Open milibopp opened 8 years ago
But think of all the users!!!
No, actually you are right. ^^ 125 commits in XD
Interesting. Because I wrote my own small version of the observer pattern, and because I stand to learn something: why is the raw observer pattern worse than "something more reactive"?
Don't worry, it's because they hippsters about functional programming:D They learned that there is something cooler than OOP and suddenly they think nobody can use OOP for anything anymore:)
@coldfix
hippsters about functional programming
Isn't the world "brogrammer"?
But seriously, this isn't the first time I've heard that generating webs of observer-style callbacks can be painful, and that some kind of "reactive" thing is better. You once gave me a fantastic reference to a Google Clean Code talk about using polymorphism instead of if-statements. Any chance you have a nice reference about this reactive issue? It would be nice to at least understand what everyone's talking about with an example that doesn't require learning javascript and some god-forsaken web framework.
Yeah, that's right, it can be painful. I'm not all to familiar with FRP, but @aepsil0n built a library for rust and there is some paper referenced in the docs which might be of interest.
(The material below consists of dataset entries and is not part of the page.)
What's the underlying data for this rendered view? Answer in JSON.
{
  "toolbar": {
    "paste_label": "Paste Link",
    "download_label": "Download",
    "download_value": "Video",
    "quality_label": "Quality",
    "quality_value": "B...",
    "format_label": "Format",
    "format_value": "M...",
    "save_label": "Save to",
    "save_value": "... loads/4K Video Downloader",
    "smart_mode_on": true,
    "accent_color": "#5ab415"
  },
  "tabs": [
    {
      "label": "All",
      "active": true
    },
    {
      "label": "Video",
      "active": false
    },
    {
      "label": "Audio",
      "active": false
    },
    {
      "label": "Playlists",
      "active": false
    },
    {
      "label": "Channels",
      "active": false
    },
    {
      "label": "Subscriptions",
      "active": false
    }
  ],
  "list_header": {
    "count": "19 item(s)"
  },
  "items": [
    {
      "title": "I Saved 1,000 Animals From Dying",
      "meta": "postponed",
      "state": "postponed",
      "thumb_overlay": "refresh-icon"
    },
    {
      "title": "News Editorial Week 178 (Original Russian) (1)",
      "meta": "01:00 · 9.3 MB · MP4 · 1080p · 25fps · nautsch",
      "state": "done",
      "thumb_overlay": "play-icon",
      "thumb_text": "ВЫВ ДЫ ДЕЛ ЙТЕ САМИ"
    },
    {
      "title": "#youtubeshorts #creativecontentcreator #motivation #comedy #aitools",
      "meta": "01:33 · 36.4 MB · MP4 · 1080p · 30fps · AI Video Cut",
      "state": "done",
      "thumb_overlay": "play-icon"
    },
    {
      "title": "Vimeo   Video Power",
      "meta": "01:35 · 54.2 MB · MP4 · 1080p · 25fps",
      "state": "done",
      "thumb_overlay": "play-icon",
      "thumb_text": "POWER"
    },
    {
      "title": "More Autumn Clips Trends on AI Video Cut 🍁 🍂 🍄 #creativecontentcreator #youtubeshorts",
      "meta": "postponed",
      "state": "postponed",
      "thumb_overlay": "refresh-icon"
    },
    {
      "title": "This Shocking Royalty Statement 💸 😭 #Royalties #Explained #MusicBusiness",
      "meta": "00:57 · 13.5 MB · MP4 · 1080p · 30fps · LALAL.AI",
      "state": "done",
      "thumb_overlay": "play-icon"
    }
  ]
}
Apart from that, he certainly knows more than me about this..
o.O "hipstering about FRP."
Yeah, that might be a little academic and having to learn Rust is not necessarily easier than JavaScript frameworks.
I think to paraphrase the general idea: common pain points using the observer pattern like we've done with this library, are, that you quite often have no idea, where your events come from, in what order they arrive or how a given event is processed. It gets kind of hard to track, because there all these implicit subscription relations.
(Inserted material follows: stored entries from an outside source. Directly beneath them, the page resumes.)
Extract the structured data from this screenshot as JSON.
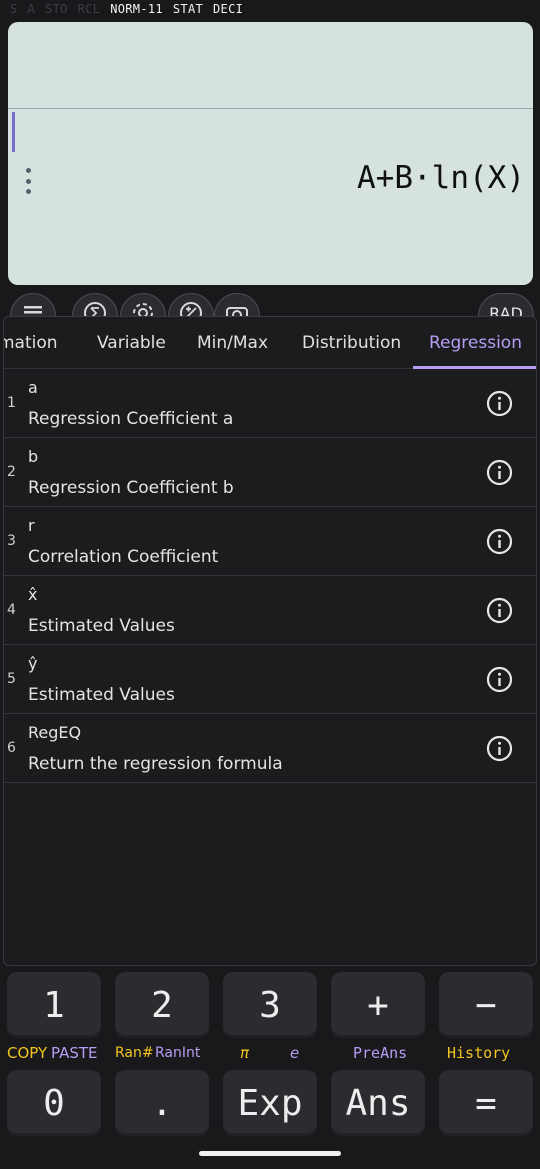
{
  "status_bar": {
    "dim_items": [
      "S",
      "A",
      "STO",
      "RCL"
    ],
    "mode": "NORM-11",
    "stat": "STAT",
    "deci": "DECI"
  },
  "display": {
    "expression": "A+B·ln(X)"
  },
  "toolbar": {
    "angle_mode": "RAD"
  },
  "tabs": [
    {
      "label": "mation",
      "active": false
    },
    {
      "label": "Variable",
      "active": false
    },
    {
      "label": "Min/Max",
      "active": false
    },
    {
      "label": "Distribution",
      "active": false
    },
    {
      "label": "Regression",
      "active": true
    }
  ],
  "rows": [
    {
      "num": "1",
      "name": "a",
      "desc": "Regression Coefficient a"
    },
    {
      "num": "2",
      "name": "b",
      "desc": "Regression Coefficient b"
    },
    {
      "num": "3",
      "name": "r",
      "desc": "Correlation Coefficient"
    },
    {
      "num": "4",
      "name": "x̂",
      "desc": "Estimated Values"
    },
    {
      "num": "5",
      "name": "ŷ",
      "desc": "Estimated Values"
    },
    {
      "num": "6",
      "name": "RegEQ",
      "desc": "Return the regression formula"
    }
  ],
  "keypad": {
    "row1": [
      "1",
      "2",
      "3",
      "+",
      "−"
    ],
    "sublabels": {
      "copy": "COPY",
      "paste": "PASTE",
      "ran_hash": "Ran#",
      "ranint": "RanInt",
      "pi": "π",
      "e": "e",
      "preans": "PreAns",
      "history": "History"
    },
    "row2": [
      "0",
      ".",
      "Exp",
      "Ans",
      "="
    ]
  },
  "colors": {
    "accent": "#b79cf4",
    "secondary": "#f2c421",
    "display_bg": "#d5e2e0"
  }
}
FRP basically gives you a data type (can be a dynamic, too, of course), that represents a stream of discrete events occuring over time. Can be visualized like this (time goes to the right):
my_stream =
>--[3]-------[4]---[1]--[0]-------[17]---[6]--->
Then you have a few primitives, like map
applying a function to each element
my_stream.map(x → x * 2)
>--[6]-------[8]---[2]--[0]-------[34]---[12]--->
You can also filter, fold, merge, etc. streams. There's a bunch of primitives that let you compose these streams. In essence, as with a lot of functional programming stuff, it is much nicer to test, refactor and maintain than the OOP-like observer approach.
Personally, I like this marbles website a lot to get a feel for the API.
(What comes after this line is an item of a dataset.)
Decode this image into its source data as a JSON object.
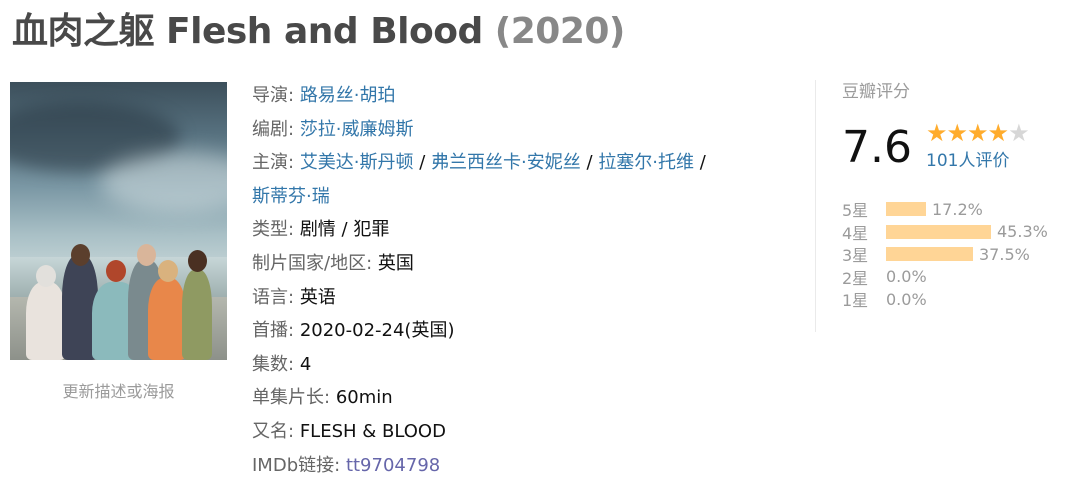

Note, that there are less radical approaches doing reactive programming with stateful OOP-like components instead of purely functional immutable data structures. The essence here is, that you end up with a unidirectional data flow, i.e. all the events are propagated in one direction instead of going back and forth.
Hope that helps a little…
@Moredread @coldfix @DanielSank
Pinging everybody who might be still interested in this.
By now, I feel like using the raw observer pattern like this is actually a bad idea and one should go for something more reactive, e.g. RxPY. Thus, I am inclined to just deprecate this module entirely, as in put a note on top of it. I don't think anybody is actually using it, but hey why not make it clear right away.